Les démêlés d’un « sauveur d’entreprise » confronté à une procédure de sauvegarde (suite)
 
S’il est acquis que les sociétés GBT et FIBT étaient bien éligibles à la procédure de sauvegarde, il n’en résulte pas nécessairement que la procédure qui s’en est suivie soit régulière et n’appelle pas de légitimes critiques.
 

La première interrogation porte sur la procédure à l’encontre de la SCI FIBT qui a été ouverte, non sur saisine de la débitrice, mais sur une décision d’extension consécutive à la sauvegarde ouverte primitivement contre GBT, quelques jours auparavant.

Certes, la procédure de sauvegarde, dont le débiteur a en principe le monopole[1], peut faire l’objet d’une extension à une autre ou plusieurs personnes[2]. Toutefois, lorsque le tribunal prononce une extension, s’agissant de sociétés, il se doit préalablement de constater soit la fictivité de la personne morale, soit la confusion de patrimoine entre une ou plusieurs sociétés.
 
La fictivité d’une société se déduira de l’absence de toute vie sociale, qui traduit la perte d’autonomie de la personne morale. Il s’agit alors d’une simple « société de façade » constituée dans le seul but de détenir un élément de patrimoine. Une telle société n’est pas distincte de son animateur ou de celui qu’il convient de désigner comme « le maître de l’affaire ». En l’espèce, ce critère pouvait s’appliquer à la Société FIBT[3] qui abrite en fait le domicile conjugal des époux TAPIE lequel a été de surcroît placé sous mains de justice. Cette société n’ayant aucune activité réelle, ne peut donc produire aucuns comptes sociaux.
 

Aussi, si le critère de fictivité pouvait être retenu à l’encontre de la Société FIBT, une extension de la procédure de sauvegarde ouverte contre GBT était-elle justifiée ?

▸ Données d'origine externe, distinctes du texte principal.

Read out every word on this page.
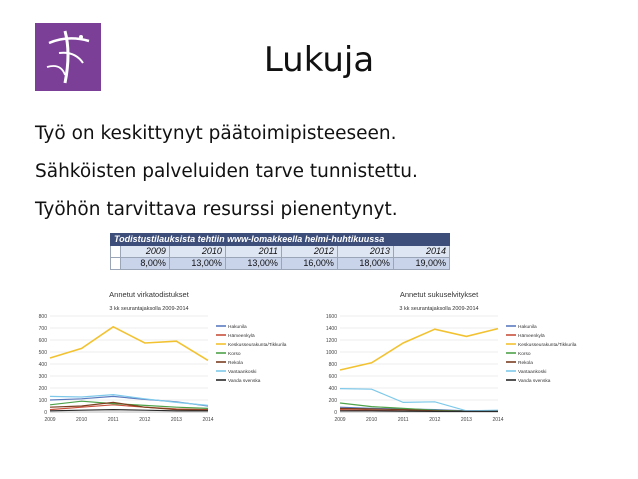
Lukuja
Työ on keskittynyt päätoimipisteeseen.
Sähköisten palveluiden tarve tunnistettu.
Työhön tarvittava resurssi pienentynyt.
Todistustilauksista tehtiin www-lomakkeella helmi-huhtikuussa						
	2009	2010	2011	2012	2013	2014
	8,00%	13,00%	13,00%	16,00%	18,00%	19,00%
Annetut virkatodistukset
3 kk seurantajaksolla 2009-2014
0
100
200
300
400
500
600
700
800
2009	2010	2011	2012	2013	2014
Hakunila
Hämeenkylä
Keskusseurakunta/Tikkurila
Korso
Rekola
Vantaankoski
Vanda svenska
Annetut sukuselvitykset
3 kk seurantajaksolla 2009-2014
0
200
400
600
800
1000
1200
1400
1600
2009	2010	2011	2012	2013	2014
Hakunila
Hämeenkylä
Keskusseurakunta/Tikkurila
Korso
Rekola
Vantaankoski
Vanda svenska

C’est sur ce point qu’il est difficile de suivre le chemin emprunté par le tribunal car si une extension de procédure pouvait être faite, elle ne pouvait l’être que vers la liquidation judiciaire[4] personnelle de Monsieur Bernard TAPIE, « maître de l’affaire ».

La Société GBT, société holding qualifiée d’industrielle[5], a une activité différente et mieux identifiée puisqu’elle gère des participations dans plusieurs entreprises et détient depuis peu la majorité des parts de la société opérationnelle qui édite le journal La Provence.
Cette activité économique se traduit par le dépôt de ses comptes sociaux bien que ceux-ci soient quelque peu épisodiques.

Certes, par un jugement ancien[6], les Sociétés GBT et FIBT avaient été placées en liquidation judiciaire commune au motif de l’existence d’une confusion de patrimoine entre elles. Mais ces décisions avaient été par la suite rétractées[7]. Ces faits anciens ne pouvaient donc justifier la nouvelle extension.
 

De plus, les conditions procédurales du prononcé de ce jugement d’extension paraissent critiquables.

En effet, le jugement d’ouverture de la procédure concernant GBT n’avait été prononcé que le 30 novembre 2015, et donc, deux jours seulement avant, ni le mandataire ni l’administrateur qui avaient été désignés, n’ont pu mettre en œuvre cette procédure de façon régulière, c’est-à-dire par voie d’assignation comme le prévoient les dispositions du Code de commerce[8].
Cette extension n’a donc pu être prononcée que sur la sollicitation pressante du dirigeant. Or, on sait que la possibilité de demander une extension par le débiteur était fermée jusqu’à une date récente[9].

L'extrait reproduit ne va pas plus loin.